- ¿Dónde estabas?
Él se limitó a negar con la cabeza.
- Tienes que ser muy fuerte María, ¿me oyes?
No obtuvo respuesta.
- Voy a bajar a empezar a preparar el desayuno. – Pausa. Eterna. – Si vienen a por mi… - Pausa. Eterna. – María, si vienen a por mi, tú no tienes nada que ver conmigo, ¿de acuerdo?
Las instrucciones estaban claras. Se trataba de Iván. Y cuando se trataba de él, no había nada que discutir. Le vio acercarse a ella, pero no la abrazó ni la besó. Solamente la cogió de la mano y se la llevó a los labios, sellando con ellos la alianza que aún no se había acostumbrado a ver en sus dedos.
Conforme avanzaron las horas y el trabajo se acumulaba en la cocina, fue aliviándose el mal presentimiento. Todo parecía estar en su lugar. Era casi mediodía cuando Jacinta entró en la cocina, arrastrando los pies con prisa y apoyándose en una silla para recuperar el resuello.
- Es Fermín…. Ha venido la Guardia Civil. Se lo llevan, María.
Todo aquello que se suponía que debía hacer se coló por algún agujero negro de su memoria. Soltó los platos que tenía en la mano y corrió hasta el recibidor, sin detenerse hasta alcanzar los pies de la escalera. Tuvo que dar un paso atrás para apoyarse en la pared. Sintió que iba a vomitar, y tuvo que llevarse una mano al vientre, donde algo, no podía creer que fuese su hijo, no paraba de saltar. Carlos bajaba por las escaleras seguido de dos hombres vestidos de uniforme. La gente empezaba a arremolinarse al final de la escalinata, y vio a Iván emerger de entre la multitud, buscándola. Su hijo le cogió la cara con las manos y le habló en voz muy baja.
- Mamá, tenemos que irnos, no deben verte aquí…

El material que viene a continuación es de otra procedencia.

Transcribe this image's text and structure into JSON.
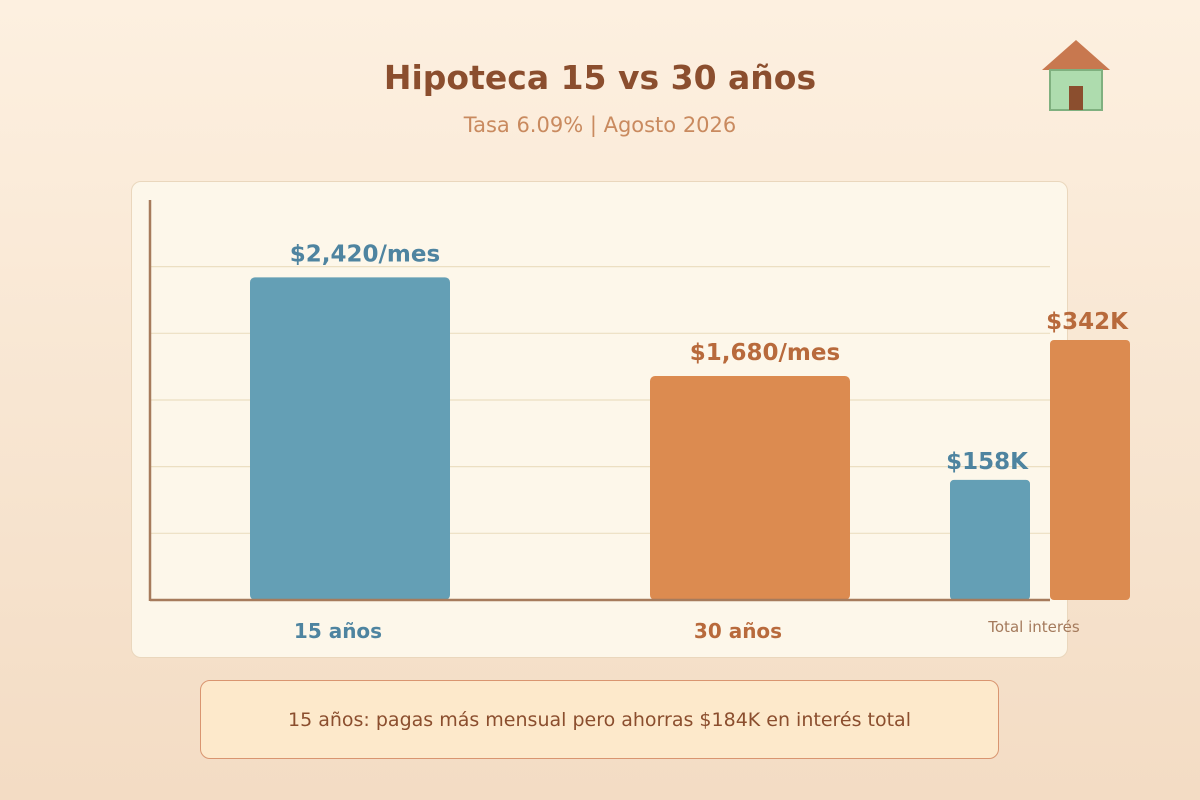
{
  "header": {
    "title": "Hipoteca 15 vs 30 años",
    "subtitle": "Tasa 6.09% | Agosto 2026",
    "icon": "house-icon"
  },
  "colors": {
    "blue": "#649fb5",
    "orange": "#dc8b50",
    "blue_text": "#4e84a0",
    "orange_text": "#b86a3c"
  },
  "chart_data": {
    "type": "bar",
    "title": "Hipoteca 15 vs 30 años",
    "subtitle": "Tasa 6.09% | Agosto 2026",
    "grid": true,
    "monthly_payment": {
      "categories": [
        "15 años",
        "30 años"
      ],
      "values": [
        2420,
        1680
      ],
      "labels": [
        "$2,420/mes",
        "$1,680/mes"
      ],
      "colors": [
        "#649fb5",
        "#dc8b50"
      ],
      "ylim": [
        0,
        3000
      ]
    },
    "total_interest": {
      "label": "Total interés",
      "values": [
        158,
        342
      ],
      "labels": [
        "$158K",
        "$342K"
      ],
      "colors": [
        "#649fb5",
        "#dc8b50"
      ]
    }
  },
  "note": "15 años: pagas más mensual pero ahorras $184K en interés total"
}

La agarró de la mano y trató de llevársela con él, pero ella se soltó con un movimiento rápido y dio dos pasos al frente. La voz de Héctor la devolvió a la realidad. Salió del despacho, empujando él mismo su silla de ruedas, y tras él, Elsa.
- A ver, todo el mundo fuera de aquí. ¡Vamos!
La multitud se dispersó con rapidez bajo la voz autoritaria del director que nunca había dejado de serlo.
Cuando los tres hombres llegaron al final de la escalera, Héctor se echó hacia adelante.
- Este hombre no ha hecho nada, no pueden llevárselo.
Los dos guardias se miraron y el más mayor se dirigió a él, mientras Carlos le lanzaba una mirada furtiva a María repleta de calma. Ella la entendió al instante.
No tengas miedo, no va a pasar nada.
- Señor De La Vega, este hombre está trabajando en este centro bajo una identidad falsa, y podría ser responsable de dos asesinatos…
- Este hombre no es responsable de nada, y están cometiendo un error.
María se dio cuenta demasiado tarde de que estaba a punto de echarse a llorar y se frenó a sí misma. Se lo había prometido. Iván la sujetaba por los hombros, impotente, deteniendo lo inevitable, repitiendo la misma estampa que un año antes dibujó, cuando era Fermín el que la agarraba por los hombros, evitando que saltara encima de Noiret después de que hubiera abofeteado a su hijo.
De repente, otra mano desconocida se posó sobre su hombro, tratando de calmarla. Cuando se volvió, se encontró el rostro afable de Amelia, con la que nunca había cruzado más de dos palabras seguidas.
- Déjale irse, María. Está haciendo lo que debe.
Le hablaba a ella, pero los ojos de la maestra estaban fijos en Carlos, que permanecía muy quieto junto a los dos hombres que le custodiaban.
Antes de salir por la puerta, él quiso mirarla por última vez. Se encontró primero con la cara de Amelia, en cuyos labios leyó un “suerte” desprovisto de sonido. Luego la miró a ella.
La artífice de su suerte.
La persona que le enseñó todo lo que sabía sobre sí mismo.
El cuerpo donde se había refugiado en cada pesadilla.
La mujer que le había descubierto por qué había merecido la pena vivir la vida que él había vivido.
Y le provocó una tristeza infinita dejarla atrás.
Pero entonces, Carlos Almansa entendió que todo tenía que pasar así, y que para alguien como él, haber tenido a María entre los brazos todo ese tiempo tenía que conllevar un precio. Un precio que pagaría gustoso, sólo para volver a encontrarla, a ella y a su hijo, cuando ya no supusiera un peligro para ellos.